Medically reviewed & updated
The heart is a muscular organ about the size of a closed fist, located in the middle of the chest (mediastinum) behind the sternum and tilted slightly to the left. It sits inside a protective double-layered sac called the pericardium and rests on the diaphragm. Its wall has three layers: the inner endocardium, the thick muscular myocardium, and the outer epicardium.

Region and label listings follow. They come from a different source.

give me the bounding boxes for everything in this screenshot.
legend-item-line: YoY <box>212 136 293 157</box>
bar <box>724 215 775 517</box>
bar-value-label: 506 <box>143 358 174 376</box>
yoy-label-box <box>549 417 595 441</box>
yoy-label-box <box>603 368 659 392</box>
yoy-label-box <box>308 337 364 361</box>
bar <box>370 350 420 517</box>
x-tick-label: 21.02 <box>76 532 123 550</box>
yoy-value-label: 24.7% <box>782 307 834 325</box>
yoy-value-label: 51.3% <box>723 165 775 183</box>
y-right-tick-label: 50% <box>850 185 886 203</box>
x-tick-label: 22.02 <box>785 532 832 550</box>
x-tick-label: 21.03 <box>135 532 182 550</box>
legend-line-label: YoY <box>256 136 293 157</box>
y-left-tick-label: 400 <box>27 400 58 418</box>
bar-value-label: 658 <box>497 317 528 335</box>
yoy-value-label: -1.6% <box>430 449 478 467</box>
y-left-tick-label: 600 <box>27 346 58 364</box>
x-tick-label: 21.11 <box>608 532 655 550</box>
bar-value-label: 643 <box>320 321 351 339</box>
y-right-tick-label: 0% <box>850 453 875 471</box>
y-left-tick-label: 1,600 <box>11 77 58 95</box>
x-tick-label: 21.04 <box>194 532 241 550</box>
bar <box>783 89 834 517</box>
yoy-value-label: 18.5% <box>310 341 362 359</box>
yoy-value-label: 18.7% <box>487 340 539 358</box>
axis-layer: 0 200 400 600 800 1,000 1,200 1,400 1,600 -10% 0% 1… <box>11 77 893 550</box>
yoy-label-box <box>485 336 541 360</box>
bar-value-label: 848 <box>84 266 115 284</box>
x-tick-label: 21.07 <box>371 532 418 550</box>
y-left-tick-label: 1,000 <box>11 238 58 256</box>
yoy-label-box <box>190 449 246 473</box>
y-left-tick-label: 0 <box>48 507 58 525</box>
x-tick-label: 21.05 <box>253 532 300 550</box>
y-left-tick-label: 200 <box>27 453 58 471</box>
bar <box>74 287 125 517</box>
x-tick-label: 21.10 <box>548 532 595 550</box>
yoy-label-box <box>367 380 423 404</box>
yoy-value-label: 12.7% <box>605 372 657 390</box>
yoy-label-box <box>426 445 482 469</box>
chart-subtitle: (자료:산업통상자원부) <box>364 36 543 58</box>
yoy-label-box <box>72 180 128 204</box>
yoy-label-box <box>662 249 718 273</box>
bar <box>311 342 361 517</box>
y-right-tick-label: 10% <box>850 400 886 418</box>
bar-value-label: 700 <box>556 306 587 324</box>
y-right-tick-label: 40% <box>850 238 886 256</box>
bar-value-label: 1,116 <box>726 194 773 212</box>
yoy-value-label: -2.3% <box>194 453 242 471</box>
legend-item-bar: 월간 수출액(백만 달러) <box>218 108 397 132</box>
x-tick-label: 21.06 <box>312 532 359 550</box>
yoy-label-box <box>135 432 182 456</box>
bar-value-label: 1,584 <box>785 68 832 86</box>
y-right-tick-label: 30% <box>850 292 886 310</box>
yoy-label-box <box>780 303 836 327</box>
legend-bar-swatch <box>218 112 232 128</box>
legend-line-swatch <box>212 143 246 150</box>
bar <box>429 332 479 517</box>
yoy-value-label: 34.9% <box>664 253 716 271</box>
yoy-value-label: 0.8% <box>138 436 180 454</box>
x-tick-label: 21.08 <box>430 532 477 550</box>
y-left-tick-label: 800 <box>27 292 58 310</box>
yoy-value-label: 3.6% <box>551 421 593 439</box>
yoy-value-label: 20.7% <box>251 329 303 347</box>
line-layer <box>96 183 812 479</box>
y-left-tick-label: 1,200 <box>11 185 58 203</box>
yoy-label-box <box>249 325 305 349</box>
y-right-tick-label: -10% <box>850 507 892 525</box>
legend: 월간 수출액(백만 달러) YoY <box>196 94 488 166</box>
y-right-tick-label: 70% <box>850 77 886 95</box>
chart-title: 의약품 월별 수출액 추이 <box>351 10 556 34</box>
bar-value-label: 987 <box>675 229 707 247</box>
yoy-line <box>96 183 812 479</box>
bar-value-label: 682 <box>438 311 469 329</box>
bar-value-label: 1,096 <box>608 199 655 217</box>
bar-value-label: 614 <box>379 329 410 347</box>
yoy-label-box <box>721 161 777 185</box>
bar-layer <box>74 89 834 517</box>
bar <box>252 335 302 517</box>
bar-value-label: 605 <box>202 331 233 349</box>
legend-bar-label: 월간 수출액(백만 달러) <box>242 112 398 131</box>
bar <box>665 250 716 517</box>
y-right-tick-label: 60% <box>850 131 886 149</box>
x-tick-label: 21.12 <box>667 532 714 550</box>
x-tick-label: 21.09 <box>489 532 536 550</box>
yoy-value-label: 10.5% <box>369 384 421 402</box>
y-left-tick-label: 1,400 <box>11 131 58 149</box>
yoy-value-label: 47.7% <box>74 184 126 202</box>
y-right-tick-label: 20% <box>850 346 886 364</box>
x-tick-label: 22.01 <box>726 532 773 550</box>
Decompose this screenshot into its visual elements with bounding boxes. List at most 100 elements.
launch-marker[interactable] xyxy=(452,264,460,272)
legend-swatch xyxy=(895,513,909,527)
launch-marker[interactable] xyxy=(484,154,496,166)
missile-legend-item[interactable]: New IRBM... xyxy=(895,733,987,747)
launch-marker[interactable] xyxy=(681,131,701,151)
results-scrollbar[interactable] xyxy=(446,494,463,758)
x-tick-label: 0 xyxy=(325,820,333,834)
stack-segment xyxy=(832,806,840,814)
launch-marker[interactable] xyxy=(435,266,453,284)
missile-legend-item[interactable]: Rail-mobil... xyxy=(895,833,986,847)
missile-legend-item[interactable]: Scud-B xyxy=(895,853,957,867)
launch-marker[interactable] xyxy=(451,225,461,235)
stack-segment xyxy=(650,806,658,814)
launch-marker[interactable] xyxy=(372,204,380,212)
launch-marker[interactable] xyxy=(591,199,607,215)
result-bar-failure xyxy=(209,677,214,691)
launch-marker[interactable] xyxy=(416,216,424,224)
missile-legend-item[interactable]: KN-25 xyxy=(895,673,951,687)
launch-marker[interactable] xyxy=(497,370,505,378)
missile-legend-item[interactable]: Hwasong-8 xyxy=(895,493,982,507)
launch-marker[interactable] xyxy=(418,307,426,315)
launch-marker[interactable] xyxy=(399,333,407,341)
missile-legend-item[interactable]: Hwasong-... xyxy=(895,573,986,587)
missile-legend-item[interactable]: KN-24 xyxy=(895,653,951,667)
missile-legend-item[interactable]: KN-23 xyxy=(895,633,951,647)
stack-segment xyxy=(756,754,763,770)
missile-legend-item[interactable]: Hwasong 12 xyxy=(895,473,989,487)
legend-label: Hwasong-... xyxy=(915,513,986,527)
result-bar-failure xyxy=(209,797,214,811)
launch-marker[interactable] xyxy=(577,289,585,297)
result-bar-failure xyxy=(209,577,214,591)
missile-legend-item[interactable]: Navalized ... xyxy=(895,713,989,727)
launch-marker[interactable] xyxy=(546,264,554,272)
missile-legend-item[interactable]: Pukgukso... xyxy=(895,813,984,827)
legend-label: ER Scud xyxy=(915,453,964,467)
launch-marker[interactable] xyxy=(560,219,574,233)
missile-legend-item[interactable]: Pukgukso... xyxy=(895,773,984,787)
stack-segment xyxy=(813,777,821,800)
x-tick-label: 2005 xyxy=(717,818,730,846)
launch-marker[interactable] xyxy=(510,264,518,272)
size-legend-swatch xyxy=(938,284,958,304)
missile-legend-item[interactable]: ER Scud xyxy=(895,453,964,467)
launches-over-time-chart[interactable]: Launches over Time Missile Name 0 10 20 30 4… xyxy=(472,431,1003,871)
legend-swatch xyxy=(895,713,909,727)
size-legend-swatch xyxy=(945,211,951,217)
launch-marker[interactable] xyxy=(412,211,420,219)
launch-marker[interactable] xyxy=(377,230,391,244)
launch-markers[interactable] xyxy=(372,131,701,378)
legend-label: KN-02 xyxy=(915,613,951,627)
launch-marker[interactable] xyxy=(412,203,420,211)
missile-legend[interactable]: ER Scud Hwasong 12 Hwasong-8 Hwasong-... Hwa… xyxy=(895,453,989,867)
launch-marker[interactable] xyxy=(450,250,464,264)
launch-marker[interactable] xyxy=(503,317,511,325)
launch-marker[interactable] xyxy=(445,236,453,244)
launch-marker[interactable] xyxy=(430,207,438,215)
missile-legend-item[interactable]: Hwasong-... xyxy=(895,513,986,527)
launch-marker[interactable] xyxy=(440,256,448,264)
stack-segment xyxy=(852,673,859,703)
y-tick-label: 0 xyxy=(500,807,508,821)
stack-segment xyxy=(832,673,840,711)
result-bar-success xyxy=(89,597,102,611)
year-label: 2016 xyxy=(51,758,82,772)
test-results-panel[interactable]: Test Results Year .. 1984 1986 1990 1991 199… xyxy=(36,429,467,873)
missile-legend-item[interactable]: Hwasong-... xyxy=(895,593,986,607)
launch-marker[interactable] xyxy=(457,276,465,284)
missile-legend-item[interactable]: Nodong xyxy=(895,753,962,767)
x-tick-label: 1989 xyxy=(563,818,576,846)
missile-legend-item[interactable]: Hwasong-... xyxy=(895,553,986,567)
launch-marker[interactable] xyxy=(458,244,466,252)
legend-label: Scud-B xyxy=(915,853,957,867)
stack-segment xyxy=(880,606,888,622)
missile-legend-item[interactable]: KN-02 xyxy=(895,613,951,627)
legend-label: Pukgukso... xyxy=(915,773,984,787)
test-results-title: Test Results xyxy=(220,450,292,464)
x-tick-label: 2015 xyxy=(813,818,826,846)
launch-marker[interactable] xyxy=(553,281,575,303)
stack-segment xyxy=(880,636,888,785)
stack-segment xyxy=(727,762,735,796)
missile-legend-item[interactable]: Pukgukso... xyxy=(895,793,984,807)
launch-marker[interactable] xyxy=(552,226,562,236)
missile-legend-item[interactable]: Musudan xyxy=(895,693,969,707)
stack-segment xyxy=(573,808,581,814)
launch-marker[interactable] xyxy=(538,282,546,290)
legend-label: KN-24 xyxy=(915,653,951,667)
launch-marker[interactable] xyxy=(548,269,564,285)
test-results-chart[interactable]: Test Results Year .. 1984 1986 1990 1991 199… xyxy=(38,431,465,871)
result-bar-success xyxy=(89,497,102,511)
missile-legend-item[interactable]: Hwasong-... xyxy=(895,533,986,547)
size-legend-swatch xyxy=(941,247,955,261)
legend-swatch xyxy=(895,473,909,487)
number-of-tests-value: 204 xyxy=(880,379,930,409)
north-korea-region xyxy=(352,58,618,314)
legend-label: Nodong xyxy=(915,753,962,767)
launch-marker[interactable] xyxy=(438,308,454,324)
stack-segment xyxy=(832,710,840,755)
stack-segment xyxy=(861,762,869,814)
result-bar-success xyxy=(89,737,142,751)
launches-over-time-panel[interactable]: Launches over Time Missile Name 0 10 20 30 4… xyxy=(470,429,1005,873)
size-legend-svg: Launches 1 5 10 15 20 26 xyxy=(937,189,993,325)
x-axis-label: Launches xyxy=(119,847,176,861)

The heart contains four chambers. The two upper chambers, the right and left atria, receive incoming blood. The two lower chambers, the right and left ventricles, are the main pumping chambers. A muscular wall called the septum separates the right and left sides, keeping oxygen-poor and oxygen-rich blood from mixing. The myocardium is far thicker in the left ventricle because it must pump blood to the entire body, whereas the thinner-walled right ventricle pumps only to the nearby lungs.
The heart works as two pumps in one organ. The right heart receives deoxygenated blood from the body through the superior and inferior vena cavae into the right atrium, then through the tricuspid valve to the right ventricle, which sends it through the pulmonary valve and pulmonary arteries to the lungs (pulmonary circulation). The oxygenated blood returns from the lungs to the left atrium, passes through the mitral valve into the left ventricle, and is ejected through the aortic valve into the aorta to supply the body (systemic circulation). One-way valves keep blood moving forward, and a built-in electrical conduction system coordinates each heartbeat so the chambers contract in the correct sequence. An average adult heart beats roughly 60 to 100 times per minute at rest.
Because the heart depends on continuous oxygen delivery through the coronary arteries, blockage of these vessels can cause a heart attack (myocardial infarction). Weakening of the pumping muscle leads to heart failure, and damaged or stiffened chambers can cause arrhythmias. This is educational information and not medical advice; anyone with chest pain, breathlessness, or palpitations should seek professional care.